TWO MONTHS after they approached the Delhi High Court to restrain news channels from airing alleged defamatory and derogatory content against the film industry, 38 leading cinema associations and production houses on Monday suggested to put an end to their legal battle if the channels follow directions part of the court order last month — to ensure no defamatory content is uploaded on their social media platforms or broadcasted on their channels.
In the order dated November 9, Justice Rajiv Shakdher had also recorded an assurance from the news channels — Republic TV, Times Now and others — that they will follow the programme code which has been drawn up under the framework of the Cable Television Networks (Regulation) Act, 1995 and Cable Television Network Rules, 1994.
“If it is okay, the suit can be disposed of in terms of 7 and 7.1 (referring to the court direction and assurance given by the television channels as recorded in the order),” senior advocate Rajiv Nayar, representing the plaintiffs, submitted during the second hearing of the matter.
However, senior advocate Sandeep Sethi, representing Times Now, opposed the suggestion, saying they challenge the maintainability of the suit itself. “The plaintiffs have no locus to file this present suit,” Sethi submitted, adding the alleged defamatory content is not “qua any of the plaintiffs”. “There is no allegation made against any of the plaintiffs,” he said.
Last month, the court had asked why aggrieved individuals have not personally become plaintiffs in the case. On Monday, the court observed the suggestion seems to have fallen on deaf ears. Nayar submitted they were waiting for responses from the defendants.
The court on Monday adjourned the matter for March 23 after a brief hearing.
The court last month observed that it expects fair reportage and neutrality from the media and asserted there needs to be some “toning down” as it commented that people were “afraid” of the fourth estate.
According to the production houses and cinema associations, the channels are conducting and publishing “parallel private ‘investigations’” and effectively acting as courts to condemn persons associated with Bollywood as guilty. “Bollywood is unique and stands on a different footing from any other industry in as much as it is an industry that is dependent almost solely on goodwill, appreciation and acceptance of its audience.
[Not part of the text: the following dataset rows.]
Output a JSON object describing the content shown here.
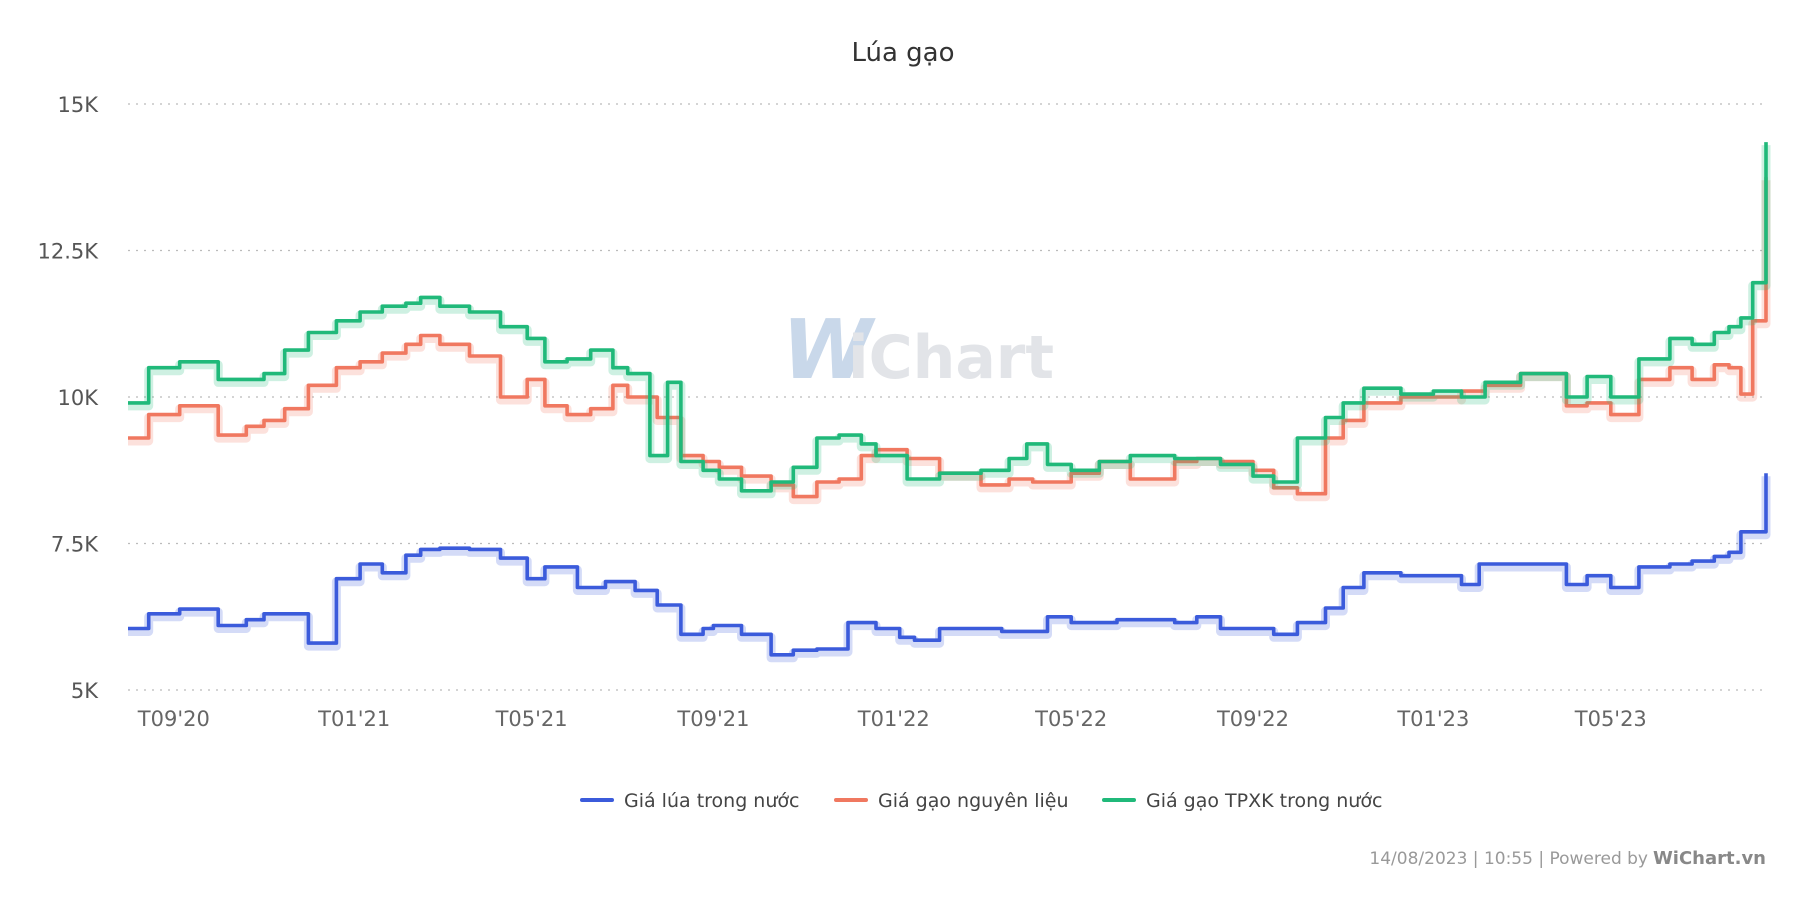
{
  "chart_data": {
    "type": "line",
    "title": "Lúa gạo",
    "xlabel": "",
    "ylabel": "",
    "x_ticks": [
      "T09'20",
      "T01'21",
      "T05'21",
      "T09'21",
      "T01'22",
      "T05'22",
      "T09'22",
      "T01'23",
      "T05'23"
    ],
    "y_ticks": [
      "5K",
      "7.5K",
      "10K",
      "12.5K",
      "15K"
    ],
    "ylim": [
      5000,
      15000
    ],
    "grid": true,
    "legend": "bottom",
    "series": [
      {
        "name": "Giá lúa trong nước",
        "color": "#3b5bdb",
        "x": [
          "2020-08-01",
          "2020-08-15",
          "2020-09-05",
          "2020-10-01",
          "2020-10-20",
          "2020-11-01",
          "2020-12-01",
          "2020-12-20",
          "2021-01-05",
          "2021-01-20",
          "2021-02-05",
          "2021-02-15",
          "2021-02-28",
          "2021-03-20",
          "2021-04-10",
          "2021-04-28",
          "2021-05-10",
          "2021-06-01",
          "2021-06-20",
          "2021-07-10",
          "2021-07-25",
          "2021-08-10",
          "2021-08-25",
          "2021-09-01",
          "2021-09-20",
          "2021-10-10",
          "2021-10-25",
          "2021-11-10",
          "2021-12-01",
          "2021-12-20",
          "2022-01-05",
          "2022-01-15",
          "2022-02-01",
          "2022-03-15",
          "2022-04-01",
          "2022-04-15",
          "2022-05-01",
          "2022-06-01",
          "2022-06-20",
          "2022-07-10",
          "2022-07-25",
          "2022-08-10",
          "2022-09-01",
          "2022-09-15",
          "2022-10-01",
          "2022-10-20",
          "2022-11-01",
          "2022-11-15",
          "2022-12-10",
          "2023-01-01",
          "2023-01-20",
          "2023-02-01",
          "2023-03-01",
          "2023-04-01",
          "2023-04-15",
          "2023-05-01",
          "2023-05-20",
          "2023-06-10",
          "2023-06-25",
          "2023-07-10",
          "2023-07-20",
          "2023-07-28",
          "2023-08-14"
        ],
        "values": [
          6050,
          6300,
          6380,
          6100,
          6200,
          6300,
          5800,
          6900,
          7150,
          7000,
          7300,
          7400,
          7420,
          7400,
          7250,
          6900,
          7100,
          6750,
          6850,
          6700,
          6450,
          5950,
          6050,
          6100,
          5950,
          5600,
          5680,
          5700,
          6150,
          6050,
          5900,
          5850,
          6050,
          6000,
          6000,
          6250,
          6150,
          6200,
          6200,
          6150,
          6250,
          6050,
          6050,
          5950,
          6150,
          6400,
          6750,
          7000,
          6950,
          6950,
          6800,
          7150,
          7150,
          6800,
          6950,
          6750,
          7100,
          7150,
          7200,
          7280,
          7350,
          7700,
          8700
        ]
      },
      {
        "name": "Giá gạo nguyên liệu",
        "color": "#f07860",
        "x": [
          "2020-08-01",
          "2020-08-15",
          "2020-09-05",
          "2020-10-01",
          "2020-10-20",
          "2020-11-01",
          "2020-11-15",
          "2020-12-01",
          "2020-12-20",
          "2021-01-05",
          "2021-01-20",
          "2021-02-05",
          "2021-02-15",
          "2021-02-28",
          "2021-03-20",
          "2021-04-10",
          "2021-04-28",
          "2021-05-10",
          "2021-05-25",
          "2021-06-10",
          "2021-06-25",
          "2021-07-05",
          "2021-07-25",
          "2021-08-10",
          "2021-08-25",
          "2021-09-05",
          "2021-09-20",
          "2021-10-10",
          "2021-10-25",
          "2021-11-10",
          "2021-11-25",
          "2021-12-10",
          "2021-12-20",
          "2022-01-10",
          "2022-02-01",
          "2022-03-01",
          "2022-03-20",
          "2022-04-05",
          "2022-05-01",
          "2022-05-20",
          "2022-06-10",
          "2022-07-10",
          "2022-07-25",
          "2022-08-10",
          "2022-09-01",
          "2022-09-15",
          "2022-10-01",
          "2022-10-20",
          "2022-11-01",
          "2022-11-15",
          "2022-12-10",
          "2023-01-01",
          "2023-01-20",
          "2023-02-05",
          "2023-03-01",
          "2023-04-01",
          "2023-04-15",
          "2023-05-01",
          "2023-05-20",
          "2023-06-10",
          "2023-06-25",
          "2023-07-10",
          "2023-07-20",
          "2023-07-28",
          "2023-08-05",
          "2023-08-14"
        ],
        "values": [
          9300,
          9700,
          9850,
          9350,
          9500,
          9600,
          9800,
          10200,
          10500,
          10600,
          10750,
          10900,
          11050,
          10900,
          10700,
          10000,
          10300,
          9850,
          9700,
          9800,
          10200,
          10000,
          9650,
          9000,
          8900,
          8800,
          8650,
          8500,
          8300,
          8550,
          8600,
          9000,
          9100,
          8950,
          8700,
          8500,
          8600,
          8550,
          8700,
          8900,
          8600,
          8900,
          8950,
          8900,
          8750,
          8450,
          8350,
          9300,
          9600,
          9900,
          10000,
          10000,
          10100,
          10200,
          10400,
          9850,
          9900,
          9700,
          10300,
          10500,
          10300,
          10550,
          10500,
          10050,
          11300,
          13750
        ]
      },
      {
        "name": "Giá gạo TPXK trong nước",
        "color": "#20b97a",
        "x": [
          "2020-08-01",
          "2020-08-15",
          "2020-09-05",
          "2020-10-01",
          "2020-10-20",
          "2020-11-01",
          "2020-11-15",
          "2020-12-01",
          "2020-12-20",
          "2021-01-05",
          "2021-01-20",
          "2021-02-05",
          "2021-02-15",
          "2021-02-28",
          "2021-03-20",
          "2021-04-10",
          "2021-04-28",
          "2021-05-10",
          "2021-05-25",
          "2021-06-10",
          "2021-06-25",
          "2021-07-05",
          "2021-07-20",
          "2021-08-01",
          "2021-08-10",
          "2021-08-25",
          "2021-09-05",
          "2021-09-20",
          "2021-10-10",
          "2021-10-25",
          "2021-11-10",
          "2021-11-25",
          "2021-12-10",
          "2021-12-20",
          "2022-01-10",
          "2022-02-01",
          "2022-03-01",
          "2022-03-20",
          "2022-04-01",
          "2022-04-15",
          "2022-05-01",
          "2022-05-20",
          "2022-06-10",
          "2022-07-10",
          "2022-07-25",
          "2022-08-10",
          "2022-09-01",
          "2022-09-15",
          "2022-10-01",
          "2022-10-20",
          "2022-11-01",
          "2022-11-15",
          "2022-12-10",
          "2023-01-01",
          "2023-01-20",
          "2023-02-05",
          "2023-03-01",
          "2023-04-01",
          "2023-04-15",
          "2023-05-01",
          "2023-05-20",
          "2023-06-10",
          "2023-06-25",
          "2023-07-10",
          "2023-07-20",
          "2023-07-28",
          "2023-08-05",
          "2023-08-14"
        ],
        "values": [
          9900,
          10500,
          10600,
          10300,
          10300,
          10400,
          10800,
          11100,
          11300,
          11450,
          11550,
          11600,
          11700,
          11550,
          11450,
          11200,
          11000,
          10600,
          10650,
          10800,
          10500,
          10400,
          9000,
          10250,
          8900,
          8750,
          8600,
          8400,
          8550,
          8800,
          9300,
          9350,
          9200,
          9000,
          8600,
          8700,
          8750,
          8950,
          9200,
          8850,
          8750,
          8900,
          9000,
          8950,
          8950,
          8850,
          8650,
          8550,
          9300,
          9650,
          9900,
          10150,
          10050,
          10100,
          10000,
          10250,
          10400,
          10000,
          10350,
          10000,
          10650,
          11000,
          10900,
          11100,
          11200,
          11350,
          11950,
          14350
        ]
      }
    ]
  },
  "footer": {
    "timestamp": "14/08/2023 | 10:55 | Powered by",
    "brand": "WiChart.vn"
  },
  "watermark": {
    "w": "W",
    "rest": "iChart"
  }
}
The livelihood of persons associated with Bollywood is being severely impacted by the smear campaign being run by the defendants,” the suit contends.
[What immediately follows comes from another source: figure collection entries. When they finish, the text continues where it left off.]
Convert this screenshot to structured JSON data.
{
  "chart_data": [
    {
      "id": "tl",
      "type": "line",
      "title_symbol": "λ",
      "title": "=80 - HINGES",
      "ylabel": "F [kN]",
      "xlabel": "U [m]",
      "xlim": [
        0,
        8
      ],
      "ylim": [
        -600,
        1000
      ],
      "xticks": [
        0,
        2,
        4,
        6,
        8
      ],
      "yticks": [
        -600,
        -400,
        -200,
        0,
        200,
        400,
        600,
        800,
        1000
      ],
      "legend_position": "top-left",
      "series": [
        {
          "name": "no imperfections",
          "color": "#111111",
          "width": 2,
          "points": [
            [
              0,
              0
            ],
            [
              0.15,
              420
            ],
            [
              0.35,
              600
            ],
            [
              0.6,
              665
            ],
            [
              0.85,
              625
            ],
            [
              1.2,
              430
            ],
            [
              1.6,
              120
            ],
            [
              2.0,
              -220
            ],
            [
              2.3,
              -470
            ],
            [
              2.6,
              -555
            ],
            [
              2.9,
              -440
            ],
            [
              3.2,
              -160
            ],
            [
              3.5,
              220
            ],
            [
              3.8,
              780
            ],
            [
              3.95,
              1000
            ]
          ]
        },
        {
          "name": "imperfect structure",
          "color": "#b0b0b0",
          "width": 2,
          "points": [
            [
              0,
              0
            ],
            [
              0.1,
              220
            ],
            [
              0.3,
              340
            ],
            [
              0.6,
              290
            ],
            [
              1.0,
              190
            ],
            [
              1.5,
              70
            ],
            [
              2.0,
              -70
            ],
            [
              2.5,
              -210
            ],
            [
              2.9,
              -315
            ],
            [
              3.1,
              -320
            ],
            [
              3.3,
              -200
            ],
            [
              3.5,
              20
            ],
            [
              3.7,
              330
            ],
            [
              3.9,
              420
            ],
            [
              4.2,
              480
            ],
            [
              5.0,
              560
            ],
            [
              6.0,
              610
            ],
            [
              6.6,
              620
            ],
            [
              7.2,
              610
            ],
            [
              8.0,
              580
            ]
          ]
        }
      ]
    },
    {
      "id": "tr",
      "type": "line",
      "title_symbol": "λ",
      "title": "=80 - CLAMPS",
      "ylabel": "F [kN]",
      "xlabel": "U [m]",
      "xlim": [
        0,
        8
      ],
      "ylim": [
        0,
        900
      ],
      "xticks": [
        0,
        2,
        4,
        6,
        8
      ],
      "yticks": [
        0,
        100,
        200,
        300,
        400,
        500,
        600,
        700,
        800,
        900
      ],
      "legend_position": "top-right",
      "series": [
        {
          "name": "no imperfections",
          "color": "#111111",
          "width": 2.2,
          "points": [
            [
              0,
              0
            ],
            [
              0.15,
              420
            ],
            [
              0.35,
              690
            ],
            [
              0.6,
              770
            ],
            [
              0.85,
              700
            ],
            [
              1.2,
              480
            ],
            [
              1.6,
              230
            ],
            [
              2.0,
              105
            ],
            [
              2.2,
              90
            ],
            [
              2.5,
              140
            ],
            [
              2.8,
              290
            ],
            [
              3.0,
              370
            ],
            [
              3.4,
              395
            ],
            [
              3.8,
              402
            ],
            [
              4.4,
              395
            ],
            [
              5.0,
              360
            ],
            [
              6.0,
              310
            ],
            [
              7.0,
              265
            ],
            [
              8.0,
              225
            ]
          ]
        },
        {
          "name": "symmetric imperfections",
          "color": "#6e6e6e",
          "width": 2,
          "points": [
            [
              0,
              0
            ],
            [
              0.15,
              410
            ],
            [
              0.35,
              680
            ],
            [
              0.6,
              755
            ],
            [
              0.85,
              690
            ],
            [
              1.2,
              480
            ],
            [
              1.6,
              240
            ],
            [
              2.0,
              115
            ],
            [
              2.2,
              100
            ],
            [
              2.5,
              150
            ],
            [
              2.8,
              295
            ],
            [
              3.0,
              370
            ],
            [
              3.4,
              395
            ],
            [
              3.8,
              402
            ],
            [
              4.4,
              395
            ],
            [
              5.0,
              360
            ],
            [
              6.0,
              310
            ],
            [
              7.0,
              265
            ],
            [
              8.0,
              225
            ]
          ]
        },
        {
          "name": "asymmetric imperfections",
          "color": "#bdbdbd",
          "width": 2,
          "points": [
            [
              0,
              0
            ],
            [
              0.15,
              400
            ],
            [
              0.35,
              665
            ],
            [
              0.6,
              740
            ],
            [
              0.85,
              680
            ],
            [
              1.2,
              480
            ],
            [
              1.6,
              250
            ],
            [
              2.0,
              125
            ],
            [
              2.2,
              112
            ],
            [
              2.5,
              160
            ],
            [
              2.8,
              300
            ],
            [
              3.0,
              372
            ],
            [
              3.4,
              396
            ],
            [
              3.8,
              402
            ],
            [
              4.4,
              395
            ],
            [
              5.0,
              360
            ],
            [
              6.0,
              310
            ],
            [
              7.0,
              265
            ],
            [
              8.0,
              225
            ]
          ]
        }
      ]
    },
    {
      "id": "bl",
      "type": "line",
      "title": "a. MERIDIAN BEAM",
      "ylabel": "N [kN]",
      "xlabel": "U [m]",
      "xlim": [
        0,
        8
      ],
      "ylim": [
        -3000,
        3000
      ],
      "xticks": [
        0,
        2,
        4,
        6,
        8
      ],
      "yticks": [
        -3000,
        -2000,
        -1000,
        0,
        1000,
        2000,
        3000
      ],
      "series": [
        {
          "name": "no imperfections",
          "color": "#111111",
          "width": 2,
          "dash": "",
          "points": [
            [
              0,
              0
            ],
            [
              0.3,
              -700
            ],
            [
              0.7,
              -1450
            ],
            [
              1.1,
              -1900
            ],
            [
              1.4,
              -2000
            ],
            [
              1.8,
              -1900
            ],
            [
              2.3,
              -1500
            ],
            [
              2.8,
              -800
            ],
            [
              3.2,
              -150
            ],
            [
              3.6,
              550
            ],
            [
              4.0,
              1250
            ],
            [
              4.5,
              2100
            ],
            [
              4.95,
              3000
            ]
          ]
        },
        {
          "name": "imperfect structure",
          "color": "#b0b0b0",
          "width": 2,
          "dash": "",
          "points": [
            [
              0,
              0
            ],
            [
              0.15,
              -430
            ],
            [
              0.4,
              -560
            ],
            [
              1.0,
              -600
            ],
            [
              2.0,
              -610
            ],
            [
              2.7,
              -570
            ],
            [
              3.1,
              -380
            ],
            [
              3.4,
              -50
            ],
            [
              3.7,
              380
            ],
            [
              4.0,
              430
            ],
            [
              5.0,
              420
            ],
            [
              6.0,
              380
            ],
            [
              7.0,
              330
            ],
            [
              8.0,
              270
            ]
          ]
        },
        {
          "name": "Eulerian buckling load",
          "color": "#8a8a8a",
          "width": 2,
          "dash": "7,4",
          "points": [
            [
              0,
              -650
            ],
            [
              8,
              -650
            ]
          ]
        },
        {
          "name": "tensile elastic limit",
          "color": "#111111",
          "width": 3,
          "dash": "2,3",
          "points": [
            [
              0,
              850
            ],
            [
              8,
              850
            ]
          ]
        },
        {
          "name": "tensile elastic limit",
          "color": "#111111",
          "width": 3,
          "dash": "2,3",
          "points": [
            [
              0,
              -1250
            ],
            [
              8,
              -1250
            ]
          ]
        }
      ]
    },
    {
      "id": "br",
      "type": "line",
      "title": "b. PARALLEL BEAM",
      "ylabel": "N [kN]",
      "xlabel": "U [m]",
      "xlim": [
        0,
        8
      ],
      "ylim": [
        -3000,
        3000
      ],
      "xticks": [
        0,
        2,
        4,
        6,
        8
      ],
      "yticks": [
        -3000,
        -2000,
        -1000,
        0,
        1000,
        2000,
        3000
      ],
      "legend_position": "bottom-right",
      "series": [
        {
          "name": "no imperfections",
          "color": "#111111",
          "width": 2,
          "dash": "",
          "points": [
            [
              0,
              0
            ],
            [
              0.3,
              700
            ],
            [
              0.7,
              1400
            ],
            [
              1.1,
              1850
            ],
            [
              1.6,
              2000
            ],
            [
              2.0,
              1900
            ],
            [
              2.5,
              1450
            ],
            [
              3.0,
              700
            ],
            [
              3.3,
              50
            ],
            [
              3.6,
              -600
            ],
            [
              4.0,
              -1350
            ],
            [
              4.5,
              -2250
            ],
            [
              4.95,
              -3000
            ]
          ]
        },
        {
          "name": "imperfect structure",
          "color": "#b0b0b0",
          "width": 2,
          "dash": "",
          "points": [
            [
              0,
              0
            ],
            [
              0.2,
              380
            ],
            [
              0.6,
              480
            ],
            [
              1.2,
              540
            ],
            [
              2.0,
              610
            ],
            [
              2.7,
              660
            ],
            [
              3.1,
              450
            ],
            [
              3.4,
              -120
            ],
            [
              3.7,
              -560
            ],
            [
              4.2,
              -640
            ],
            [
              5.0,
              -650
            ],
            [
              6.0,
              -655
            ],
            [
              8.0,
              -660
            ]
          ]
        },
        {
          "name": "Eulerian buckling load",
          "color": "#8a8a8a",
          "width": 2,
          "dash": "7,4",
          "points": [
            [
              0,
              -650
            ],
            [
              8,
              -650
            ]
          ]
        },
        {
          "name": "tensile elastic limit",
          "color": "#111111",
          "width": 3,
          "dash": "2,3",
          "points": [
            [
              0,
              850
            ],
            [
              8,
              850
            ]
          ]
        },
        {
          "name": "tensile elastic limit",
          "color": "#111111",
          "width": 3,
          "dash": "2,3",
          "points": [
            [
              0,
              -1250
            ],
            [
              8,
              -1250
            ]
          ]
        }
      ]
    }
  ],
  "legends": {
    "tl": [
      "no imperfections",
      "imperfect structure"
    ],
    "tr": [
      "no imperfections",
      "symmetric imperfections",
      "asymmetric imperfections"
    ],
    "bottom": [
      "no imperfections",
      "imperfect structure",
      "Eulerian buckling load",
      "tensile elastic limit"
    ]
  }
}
Those who have moved the High Court are the Film & Television Producers Guild of India (PGI), Cine & TV Artistes’ Association (CINTAA), Indian Film and TV Producers Council (IFTPC), Screenwriters Association (SWA), Aamir Khan Productions, Ad-Labs Films, Ajay Devgn Films, Andolan Films, Anil Kapoor Film and Communication Network, Arbaaz Khan Productions, Ashutosh Gowariker Productions, BSK Network and Entertainment, Cape of Good Films, Clean Slate Filmz, Dharma Productions, Emmay Entertainment & Motion Pictures, Excel Entertainment, Filmkraft Productions, Hope Production, Kabir Khan Films, Luv Films, Macguffin Pictures, Nadiadwala Grandson Entertainment, One India Stories, R S Entertainment (Ramesh Sippy Entertainment), Rakeysh Omprakash Mehra Pictures, Red Chillies Entertainment, Reel Life Productions, Reliance Big Entertainment, Rohit Shetty Picturez, Roy Kapur Films, Salman Khan Films, Sikhya Entertainment, Sohail Khan Productions, Tiger Baby Digital, Vinod Chopra Films, Vishal Bhardwaj Pictures and Yashraj Films.